Dès le début du parcours, « le visiteur doit faire un choix d’exploration1 » entre les œuvres à regarder ou à entendre, explique la commissaire. Les dispositifs proposés peuvent être trompeurs, comme c’est le cas dans l’univers d’Alice, en référence au titre de l’exposition. La première œuvre présentée, Miroir d’entrée (2016), invite en ce sens à une double lecture : elle peut être perçue d’emblée comme un simple élément décoratif, mais lorsqu’il s’y arrête, l’œil perçoit, à la place des volutes et arabesques auxquelles on s’attend, des pictogrammes propres à des identités commerciales, nationales ou politiques. « Cette construction d’identités devient une sorte de fresque qui compose notre réalité, comme notre monde formé de nombreuses identités qui se côtoient ou se superposent2 », explique Valade.

Plusieurs sculptures réalisées au cours des dernières années proposent des compositions jouant avec le vocabulaire des natures mortes, sortes d’objets présentés dans des boîtes d’acrylique dépoli, puis le visiteur découvre Minimal Vanité (2020), œuvre produite spécifiquement pour l’exposition et qui consiste en une série de sept caissons rectangulaires superposés.

Les œuvres de Mathieu Valade sont des images à construire, car elles ne s’offrent ni d’emblée ni totalement au spectateur : ce sont des « installations qui forcent le performatif chez le regardeur », précise-t-il.

La pièce maîtresse de l’exposition est incontestablement Rorschach Wall (2019), un mur-écran composé de douze moniteurs orientés en sens portrait, qui diffusent en noir et blanc une vue accélérée de nuages. Sur le sol, une plaque de plexiglas noir lustré reflète ce que les écrans projettent. Les images en symétrie font perdre de vue le référent au profit d’une interprétation propre à chaque regardeur, d’où le titre de l’œuvre qui laisse penser à ce que les surréalistes appelaient des écrans paranoïaques. Un type de citation récurrent dans le travail de Valade. Cette œuvre sera exposée cet été en Belgique, une flaque d’huile devant remplacer la plaque de plexiglas au sol.

Le polyptyque vidéo en noir et blanc Naturellement sophistiqués (2018), aussi sélectionné pour l’édition virtuelle d’Art Souterrain 2021, met en scène deux figures incontournables de l’art du XXe siècle : Marcel Duchamp et Gertrude Stein.

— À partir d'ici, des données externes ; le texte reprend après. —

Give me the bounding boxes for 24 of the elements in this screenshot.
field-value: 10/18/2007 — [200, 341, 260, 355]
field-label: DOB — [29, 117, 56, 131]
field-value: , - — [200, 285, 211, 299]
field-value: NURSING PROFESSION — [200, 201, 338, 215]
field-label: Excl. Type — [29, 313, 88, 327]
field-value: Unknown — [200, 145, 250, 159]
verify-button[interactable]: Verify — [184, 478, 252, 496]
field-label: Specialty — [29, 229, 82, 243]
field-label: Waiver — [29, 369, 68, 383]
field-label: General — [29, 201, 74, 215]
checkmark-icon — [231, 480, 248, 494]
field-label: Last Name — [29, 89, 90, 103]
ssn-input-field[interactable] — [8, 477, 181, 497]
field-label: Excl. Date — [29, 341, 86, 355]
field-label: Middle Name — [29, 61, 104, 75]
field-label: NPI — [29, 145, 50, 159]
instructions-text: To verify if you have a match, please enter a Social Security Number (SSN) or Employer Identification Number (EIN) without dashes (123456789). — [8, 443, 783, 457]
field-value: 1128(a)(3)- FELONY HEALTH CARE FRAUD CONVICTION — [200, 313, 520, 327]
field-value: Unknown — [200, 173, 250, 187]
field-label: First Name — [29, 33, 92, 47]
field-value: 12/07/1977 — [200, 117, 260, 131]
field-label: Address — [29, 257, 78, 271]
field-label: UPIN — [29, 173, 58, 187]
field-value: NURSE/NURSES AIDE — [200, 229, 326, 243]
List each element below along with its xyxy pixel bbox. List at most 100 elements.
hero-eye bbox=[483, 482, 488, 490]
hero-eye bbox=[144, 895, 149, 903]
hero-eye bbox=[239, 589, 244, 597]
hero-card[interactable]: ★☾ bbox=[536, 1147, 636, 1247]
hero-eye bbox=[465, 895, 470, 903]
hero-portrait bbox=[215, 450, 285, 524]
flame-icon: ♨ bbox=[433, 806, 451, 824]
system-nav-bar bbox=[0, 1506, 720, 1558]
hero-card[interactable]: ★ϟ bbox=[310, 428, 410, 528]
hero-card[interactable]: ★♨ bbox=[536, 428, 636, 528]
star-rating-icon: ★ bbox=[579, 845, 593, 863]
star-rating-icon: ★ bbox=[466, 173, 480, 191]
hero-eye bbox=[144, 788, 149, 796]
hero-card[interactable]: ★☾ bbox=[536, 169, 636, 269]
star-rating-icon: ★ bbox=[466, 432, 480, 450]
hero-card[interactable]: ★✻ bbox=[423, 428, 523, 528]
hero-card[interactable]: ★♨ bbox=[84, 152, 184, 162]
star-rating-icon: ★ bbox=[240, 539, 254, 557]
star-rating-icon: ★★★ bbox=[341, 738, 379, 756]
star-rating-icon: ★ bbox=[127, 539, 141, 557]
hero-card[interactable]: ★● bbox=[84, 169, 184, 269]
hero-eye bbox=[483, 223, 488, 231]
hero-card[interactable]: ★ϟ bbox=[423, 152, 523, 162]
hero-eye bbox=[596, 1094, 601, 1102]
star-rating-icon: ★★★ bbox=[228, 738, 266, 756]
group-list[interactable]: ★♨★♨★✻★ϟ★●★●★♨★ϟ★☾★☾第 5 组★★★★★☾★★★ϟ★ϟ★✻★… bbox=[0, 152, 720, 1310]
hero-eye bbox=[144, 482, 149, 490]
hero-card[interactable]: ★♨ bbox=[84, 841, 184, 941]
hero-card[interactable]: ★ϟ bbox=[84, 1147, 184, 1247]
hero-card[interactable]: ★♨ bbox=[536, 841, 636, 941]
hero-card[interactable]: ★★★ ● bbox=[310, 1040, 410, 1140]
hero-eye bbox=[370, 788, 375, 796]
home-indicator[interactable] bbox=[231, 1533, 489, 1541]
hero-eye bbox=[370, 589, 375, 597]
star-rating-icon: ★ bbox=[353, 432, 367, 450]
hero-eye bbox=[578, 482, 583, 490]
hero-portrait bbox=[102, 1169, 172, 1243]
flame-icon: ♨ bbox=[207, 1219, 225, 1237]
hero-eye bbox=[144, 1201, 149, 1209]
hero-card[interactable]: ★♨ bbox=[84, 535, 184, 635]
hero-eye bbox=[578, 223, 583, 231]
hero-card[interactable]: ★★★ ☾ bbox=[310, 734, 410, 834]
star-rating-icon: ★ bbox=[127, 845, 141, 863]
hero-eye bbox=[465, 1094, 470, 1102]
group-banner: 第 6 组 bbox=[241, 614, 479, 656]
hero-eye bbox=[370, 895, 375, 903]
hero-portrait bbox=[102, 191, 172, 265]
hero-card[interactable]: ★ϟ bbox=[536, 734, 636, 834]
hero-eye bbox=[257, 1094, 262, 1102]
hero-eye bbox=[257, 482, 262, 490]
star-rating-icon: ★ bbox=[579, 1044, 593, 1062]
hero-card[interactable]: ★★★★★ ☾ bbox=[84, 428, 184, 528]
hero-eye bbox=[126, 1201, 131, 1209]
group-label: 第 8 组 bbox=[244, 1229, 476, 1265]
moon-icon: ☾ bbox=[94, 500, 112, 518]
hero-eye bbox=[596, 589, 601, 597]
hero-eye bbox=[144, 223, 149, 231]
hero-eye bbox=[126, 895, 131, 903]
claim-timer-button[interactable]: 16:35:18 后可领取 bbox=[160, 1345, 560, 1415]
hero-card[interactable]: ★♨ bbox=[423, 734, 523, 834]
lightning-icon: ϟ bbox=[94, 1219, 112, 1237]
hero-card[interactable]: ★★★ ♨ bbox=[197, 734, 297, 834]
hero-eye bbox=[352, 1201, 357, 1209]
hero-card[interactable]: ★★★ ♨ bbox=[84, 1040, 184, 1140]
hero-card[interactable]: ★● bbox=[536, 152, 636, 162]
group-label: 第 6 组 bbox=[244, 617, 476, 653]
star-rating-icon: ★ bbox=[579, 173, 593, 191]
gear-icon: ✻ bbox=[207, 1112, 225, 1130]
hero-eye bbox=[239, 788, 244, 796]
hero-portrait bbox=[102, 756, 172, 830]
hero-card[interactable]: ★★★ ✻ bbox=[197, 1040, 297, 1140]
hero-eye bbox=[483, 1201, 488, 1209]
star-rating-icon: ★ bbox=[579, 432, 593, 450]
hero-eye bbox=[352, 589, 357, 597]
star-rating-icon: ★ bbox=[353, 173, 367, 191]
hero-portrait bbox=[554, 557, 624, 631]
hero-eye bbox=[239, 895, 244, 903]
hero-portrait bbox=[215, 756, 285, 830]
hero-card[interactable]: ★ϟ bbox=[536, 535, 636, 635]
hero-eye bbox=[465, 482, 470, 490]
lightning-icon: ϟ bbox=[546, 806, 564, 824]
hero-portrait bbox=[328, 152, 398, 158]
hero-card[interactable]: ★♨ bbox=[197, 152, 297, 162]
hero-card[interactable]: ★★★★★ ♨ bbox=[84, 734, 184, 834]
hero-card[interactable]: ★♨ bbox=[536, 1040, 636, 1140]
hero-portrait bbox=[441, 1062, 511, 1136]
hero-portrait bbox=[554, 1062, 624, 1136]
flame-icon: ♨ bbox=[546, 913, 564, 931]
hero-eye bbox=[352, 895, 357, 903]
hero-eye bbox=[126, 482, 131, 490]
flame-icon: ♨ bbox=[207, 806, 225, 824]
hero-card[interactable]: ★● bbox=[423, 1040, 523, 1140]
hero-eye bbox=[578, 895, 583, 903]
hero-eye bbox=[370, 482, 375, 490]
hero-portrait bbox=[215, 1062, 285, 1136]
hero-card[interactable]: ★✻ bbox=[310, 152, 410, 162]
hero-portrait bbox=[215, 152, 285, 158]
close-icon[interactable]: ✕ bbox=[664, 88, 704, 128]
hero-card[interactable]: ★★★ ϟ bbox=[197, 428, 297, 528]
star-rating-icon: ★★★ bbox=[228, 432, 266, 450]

Les figures stylisées qui les représentent sont de plus en plus hilares et amènent le public à retrouver une sorte de légèreté ludique dans une histoire de l’art peut-être parfois étriquée et quelque peu captive de ses dogmes.

Les œuvres de Mathieu Valade sont des images à construire, car elles ne s’offrent ni d’emblée ni totalement au spectateur : ce sont des « installations qui forcent le performatif chez le regardeur », précise-t-il. L’artiste travaille les éléments de paysage depuis 2018 et ses futurs projets seront liés à ce que ses expéditions en montagne ou en kayak l’amèneront à découvrir, mais avec la volonté de dévoiler davantage le dispositif.

Divulguer le dispositif de l’œuvre afin de comprendre les mécanismes qui nous gouvernent, mais aussi pour faire prendre conscience au spectateur que « ceci n’est pas une pipe », telle est la volonté de Mathieu Valade.

(1) Les citations de la commissaire sont tirées d’une entrevue réalisée avec Frédérique Renaud le 5 mai 2021.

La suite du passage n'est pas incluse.